The President's directive followed his statement on Tuesday that he would resume the talks if the rebels stop collecting so-called revolutionary taxes from businesses and burning equipment of construction firms. 

Dureza said Duterte is willing to offer support to the communist rebels so they won’t have to extort money from businesses.

Earlier, Communist Party of the Philippines (CPP) founding chair Jose Maria Sison, Duterte’s former professor, welcomed the President’s expression of openness to the resumption of talks on Tuesday after changing positions on the matter.

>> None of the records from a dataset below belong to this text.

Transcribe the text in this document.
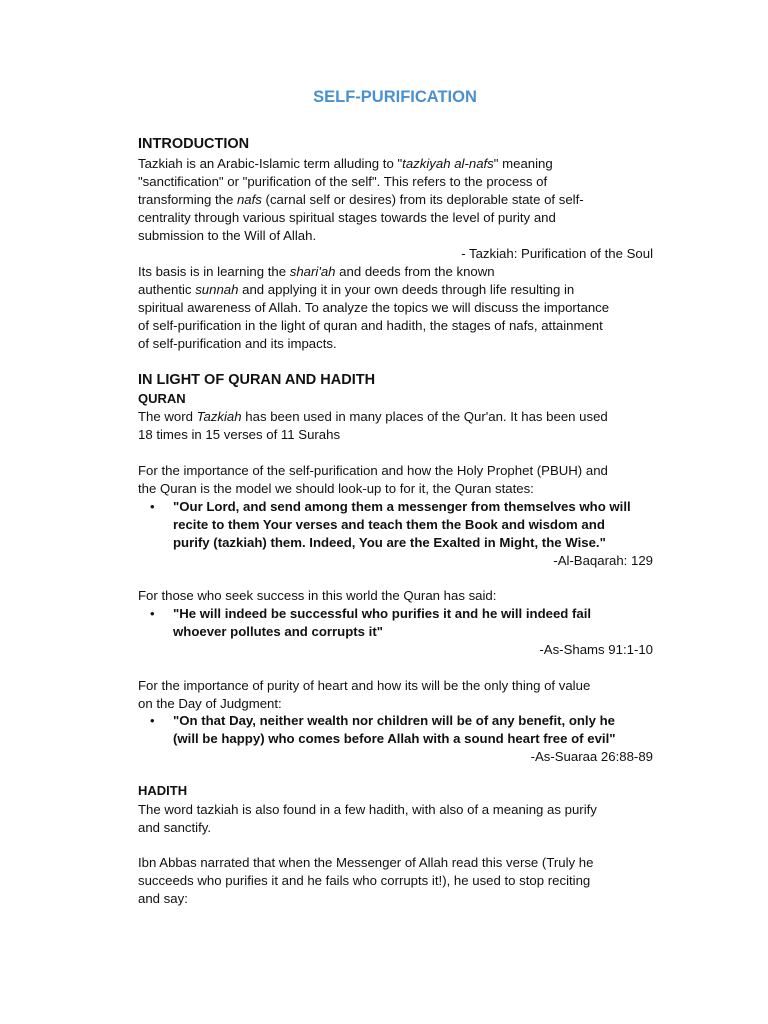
SELF-PURIFICATION
INTRODUCTION
Tazkiah is an Arabic-Islamic term alluding to "tazkiyah al-nafs" meaning
"sanctification" or "purification of the self". This refers to the process of
transforming the nafs (carnal self or desires) from its deplorable state of self-
centrality through various spiritual stages towards the level of purity and
submission to the Will of Allah.
- Tazkiah: Purification of the Soul
Its basis is in learning the shari'ah and deeds from the known
authentic sunnah and applying it in your own deeds through life resulting in
spiritual awareness of Allah. To analyze the topics we will discuss the importance
of self-purification in the light of quran and hadith, the stages of nafs, attainment
of self-purification and its impacts.
IN LIGHT OF QURAN AND HADITH
QURAN
The word Tazkiah has been used in many places of the Qur'an. It has been used
18 times in 15 verses of 11 Surahs
For the importance of the self-purification and how the Holy Prophet (PBUH) and
the Quran is the model we should look-up to for it, the Quran states:
• "Our Lord, and send among them a messenger from themselves who will
recite to them Your verses and teach them the Book and wisdom and
purify (tazkiah) them. Indeed, You are the Exalted in Might, the Wise."
-Al-Baqarah: 129
For those who seek success in this world the Quran has said:
• "He will indeed be successful who purifies it and he will indeed fail
whoever pollutes and corrupts it"
-As-Shams 91:1-10
For the importance of purity of heart and how its will be the only thing of value
on the Day of Judgment:
• "On that Day, neither wealth nor children will be of any benefit, only he
(will be happy) who comes before Allah with a sound heart free of evil"
-As-Suaraa 26:88-89
HADITH
The word tazkiah is also found in a few hadith, with also of a meaning as purify
and sanctify.
Ibn Abbas narrated that when the Messenger of Allah read this verse (Truly he
succeeds who purifies it and he fails who corrupts it!), he used to stop reciting
and say:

“We are likewise open and ready to resume the peace negotiations and expect the GRP (Philippine government) and NDFP (National Democratic Front of the Philippines) negotiating panels to meet as soon as possible in order to make a significant advance on the basis of the drafts prepared on October 4, 2017,” Sison said in a statement.

“We are sincere in striving to negotiate and forge with the GRP comprehensive agreements on social, economic and political reforms to address the roots of the armed conflict and lay the basis of a just and lasting peace as well as corollary agreements to amnesty and release all political prisoners and to have coordinated unilateral ceasefires to start the enjoyment of peace.”

The peace talks collapsed in November last year after Duterte cited the communist rebels’ continued attacks against state troops despite ongoing negotiations.

The President then moved to declare the CPP-NPA as a terrorist organization.

NDFP chief negotiator Fidel Agcaoili said this move is a hindrance to the possible resumption of peace talks, but added that this may be dealt with in backchannel discussions.